I quite liked Kakugo, with his rigid sexual principles and his genuine anguish about his father and she-brother. He's hardly chatty, but he's a perfectly decent hero for these two episodes. Harara's interesting too, with her nihilistic philosophy arguably being what leads her into self-destructive tactics and her eventual defeat. "I'm too bored with life to care if I die." Kakugo, in contrast, cares about people and so doesn't have that dissociation.
It's extreme, obviously, but there's worse out there. Whence, then, sprang those rabid reviews and comments like "the most vile anime ever made"? There were also plenty of commentators with a more balanced approach, in fairness, but even so I'm going to have to go through some of the complaints.

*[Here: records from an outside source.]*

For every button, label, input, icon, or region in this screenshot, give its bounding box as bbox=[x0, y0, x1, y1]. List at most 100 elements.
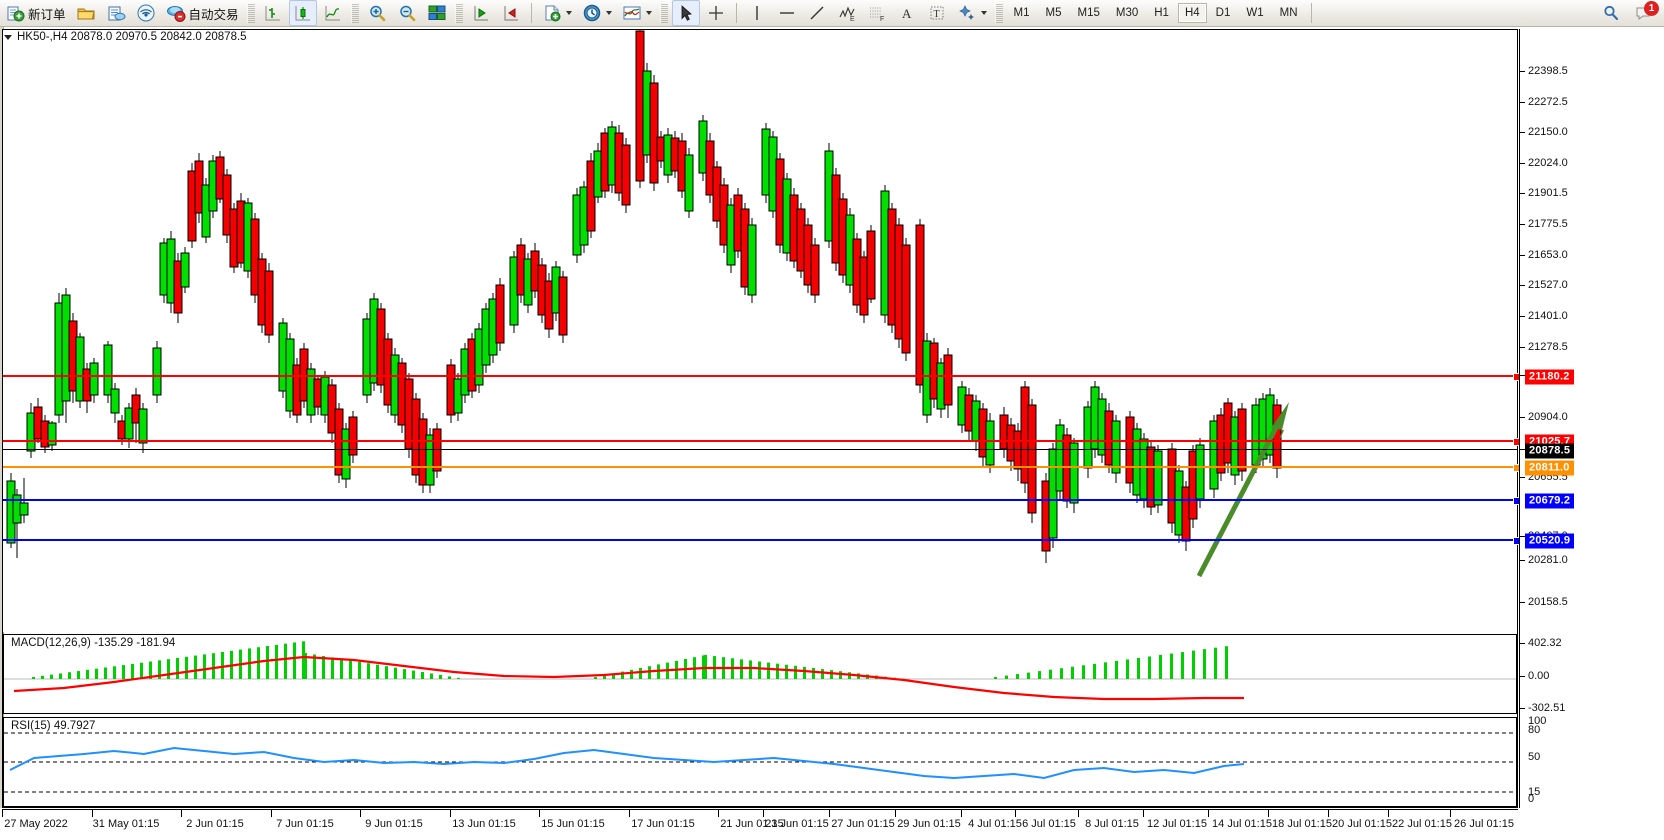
timeframe-m15[interactable]: M15 bbox=[1077, 7, 1100, 19]
indicators-button[interactable] bbox=[618, 0, 656, 26]
chevron-down-icon[interactable] bbox=[980, 11, 987, 15]
macd-histogram-bar bbox=[131, 663, 134, 679]
timeframe-h1[interactable]: H1 bbox=[1154, 7, 1169, 19]
timeframe-mn[interactable]: MN bbox=[1279, 7, 1298, 19]
timeframe-m1[interactable]: M1 bbox=[1013, 7, 1030, 19]
price-tick bbox=[1520, 285, 1525, 286]
chart-window[interactable]: HK50-,H4 20878.0 20970.5 20842.0 20878.5… bbox=[0, 27, 1664, 840]
candle bbox=[180, 247, 190, 293]
macd-histogram-bar bbox=[340, 658, 343, 679]
macd-histogram-bar bbox=[221, 651, 224, 679]
level-line-support-2[interactable] bbox=[3, 537, 1521, 545]
time-tick bbox=[961, 810, 962, 817]
candle bbox=[264, 263, 274, 343]
timeframe-d1[interactable]: D1 bbox=[1215, 7, 1231, 19]
toolbar-separator bbox=[454, 3, 463, 23]
server-button[interactable] bbox=[102, 0, 130, 26]
vertical-line-button[interactable] bbox=[743, 0, 771, 26]
shift-start-button[interactable] bbox=[467, 0, 495, 26]
time-scale[interactable]: 27 May 2022 31 May 01:15 2 Jun 01:15 7 Jun … bbox=[2, 809, 1518, 840]
signal-button[interactable] bbox=[132, 0, 160, 26]
line-chart-button[interactable] bbox=[319, 0, 347, 26]
zoom-out-button[interactable] bbox=[393, 0, 421, 26]
autotrading-button[interactable]: 自动交易 bbox=[162, 0, 243, 26]
level-line-resistance-2[interactable] bbox=[3, 373, 1521, 381]
rsi-pane[interactable]: RSI(15) 49.7927 bbox=[3, 717, 1517, 807]
macd-axis-label: -302.51 bbox=[1528, 702, 1566, 714]
tile-windows-button[interactable] bbox=[423, 0, 451, 26]
chevron-down-icon[interactable] bbox=[645, 11, 652, 15]
price-tag-resistance-2[interactable]: 21180.2 bbox=[1525, 369, 1574, 385]
time-tick bbox=[360, 810, 361, 817]
chevron-down-icon[interactable] bbox=[605, 11, 612, 15]
trend-arrow-annotation[interactable] bbox=[3, 30, 1517, 632]
macd-histogram-bar bbox=[1082, 665, 1085, 679]
macd-histogram-bar bbox=[86, 669, 89, 679]
horizontal-line-button[interactable] bbox=[773, 0, 801, 26]
candle bbox=[810, 238, 820, 303]
add-template-button[interactable] bbox=[538, 0, 576, 26]
macd-histogram-bar bbox=[412, 670, 415, 679]
macd-histogram-bar bbox=[403, 669, 406, 679]
timeframe-w1[interactable]: W1 bbox=[1246, 7, 1264, 19]
timeframe-h4[interactable]: H4 bbox=[1177, 3, 1207, 23]
text-object-button[interactable]: T bbox=[923, 0, 951, 26]
macd-histogram-bar bbox=[1060, 668, 1063, 679]
text-label-button[interactable]: A bbox=[893, 0, 921, 26]
candlestick-chart-button[interactable] bbox=[288, 0, 317, 26]
macd-pane[interactable]: MACD(12,26,9) -135.29 -181.94 bbox=[3, 634, 1517, 714]
price-tag-bid-price[interactable]: 20878.5 bbox=[1525, 443, 1575, 459]
macd-histogram-bar bbox=[421, 672, 424, 679]
price-tag-ask-price[interactable]: 20811.0 bbox=[1525, 460, 1574, 476]
toolbar-separator bbox=[659, 3, 668, 23]
price-scale[interactable]: 22398.5 22272.5 22150.0 22024.0 21901.5 21775… bbox=[1519, 29, 1664, 808]
trend-line-button[interactable] bbox=[803, 0, 831, 26]
level-line-ask-price[interactable] bbox=[3, 464, 1521, 472]
price-tick-label: 20158.5 bbox=[1528, 596, 1568, 608]
zoom-in-button[interactable] bbox=[363, 0, 391, 26]
toolbar-separator bbox=[246, 3, 255, 23]
price-tag-support-1[interactable]: 20679.2 bbox=[1525, 493, 1575, 509]
price-pane[interactable] bbox=[3, 30, 1521, 632]
fibonacci-button[interactable]: F bbox=[863, 0, 891, 26]
macd-histogram-bar bbox=[194, 655, 197, 679]
alerts-button[interactable]: 1 bbox=[1630, 0, 1659, 26]
timeframe-group: M1 M5 M15 M30 H1 H4 D1 W1 MN bbox=[1006, 3, 1317, 23]
symbol-ohlc-text: HK50-,H4 20878.0 20970.5 20842.0 20878.5 bbox=[17, 31, 247, 43]
chevron-down-icon[interactable] bbox=[4, 34, 12, 40]
objects-button[interactable] bbox=[953, 0, 991, 26]
macd-histogram-bar bbox=[1137, 657, 1140, 679]
candlestick-series bbox=[6, 30, 1282, 563]
timeframe-m5[interactable]: M5 bbox=[1045, 7, 1062, 19]
level-line-resistance-1[interactable] bbox=[3, 438, 1521, 446]
search-button[interactable] bbox=[1597, 0, 1625, 26]
chevron-down-icon[interactable] bbox=[565, 11, 572, 15]
price-tick bbox=[1520, 536, 1525, 537]
time-tick bbox=[450, 810, 451, 817]
folder-button[interactable] bbox=[72, 0, 100, 26]
time-tick-label: 15 Jun 01:15 bbox=[541, 818, 605, 830]
period-button[interactable] bbox=[578, 0, 616, 26]
objects-icon bbox=[957, 3, 977, 23]
bar-chart-button[interactable] bbox=[259, 0, 287, 26]
macd-histogram-bar bbox=[59, 673, 62, 679]
macd-histogram-bar bbox=[212, 653, 215, 679]
rsi-axis-label: 80 bbox=[1528, 724, 1541, 736]
elliott-wave-button[interactable]: E bbox=[833, 0, 861, 26]
macd-histogram-bar bbox=[639, 668, 642, 679]
cursor-button[interactable] bbox=[671, 0, 700, 26]
time-tick bbox=[895, 810, 896, 817]
time-tick bbox=[763, 810, 764, 817]
time-tick bbox=[2, 810, 3, 817]
trend-arrow-head bbox=[1271, 402, 1289, 442]
macd-axis-tick bbox=[1520, 708, 1525, 709]
zoom-out-icon bbox=[397, 3, 417, 23]
new-order-button[interactable]: 新订单 bbox=[1, 0, 70, 26]
level-line-support-1[interactable] bbox=[3, 497, 1521, 505]
level-line-bid-price[interactable] bbox=[3, 449, 1517, 450]
timeframe-m30[interactable]: M30 bbox=[1115, 7, 1139, 19]
macd-histogram-bar bbox=[812, 667, 815, 679]
price-tag-support-2[interactable]: 20520.9 bbox=[1525, 533, 1575, 549]
crosshair-button[interactable] bbox=[702, 0, 730, 26]
shift-end-button[interactable] bbox=[497, 0, 525, 26]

> "so heinous and so irredeemably terrible that anyone involved with this show really ought to be ashamed of themselves for putting their name on it"
Not meaningful criticism.
> "the ugliest, most distorted character designs I've seen in over twenty years"
I like the art. It makes the show more surprising and interesting.
> "the most bizarre, unattractive, and outright sexually offensive "mutants" ever to grace the screen"
Well, yes. And?
> "Post-apocalyptic Tokyo is clearly shown as being largely uninhabitable, and yet this show's characters are still compelled to attend school and go to class in full uniform, as if drawn by some Pavlovian urge to go through the motions of a normal series."
The characters themselves discuss this.
> "armor forged specifically to save mankind really shouldn't be evil"
Made from the souls of deceased warriors, remember? Hands up anyone who thinks that couldn't possibly go wrong.
> "half the time, Harara is referred to as being Kakugo's brother, something infinitely that would be more believable if she didn't have breasts"
Again, not a mistake. We're shown in flashback the characters being shocked by the transformation. (One struggles to imagine this kind of thing being done by accident, anyway. "Whoops, I just drew this male character with a naked female body! Repeatedly! In frame-by-frame animation!")
My best guess is that some viewers just overloaded. The content crossed the line for them. That's fair enough, but I think it's just flat-out wrong to imply that there's anything wrong with the writing, plotting or characterisation. It's fine. It's not brilliant, but it hangs together quite well and the character designs are clearly inventive. (That's not just the Tactical Fiends, by the way. I liked Bandage Schoolgirl, for instance.) The demons' genitals all being weapons, for instance, is just one of many quirks that you might either find interesting or horrifying, according to taste.
It's okay. I'd watch a third if they made one. It's memorable despite having only two episodes. If nothing else, I give it points for having one of the few flourishing post-apocalypse species be corpse-devouring giant cockroaches.
"It's impolite to splash something on a queen's face!"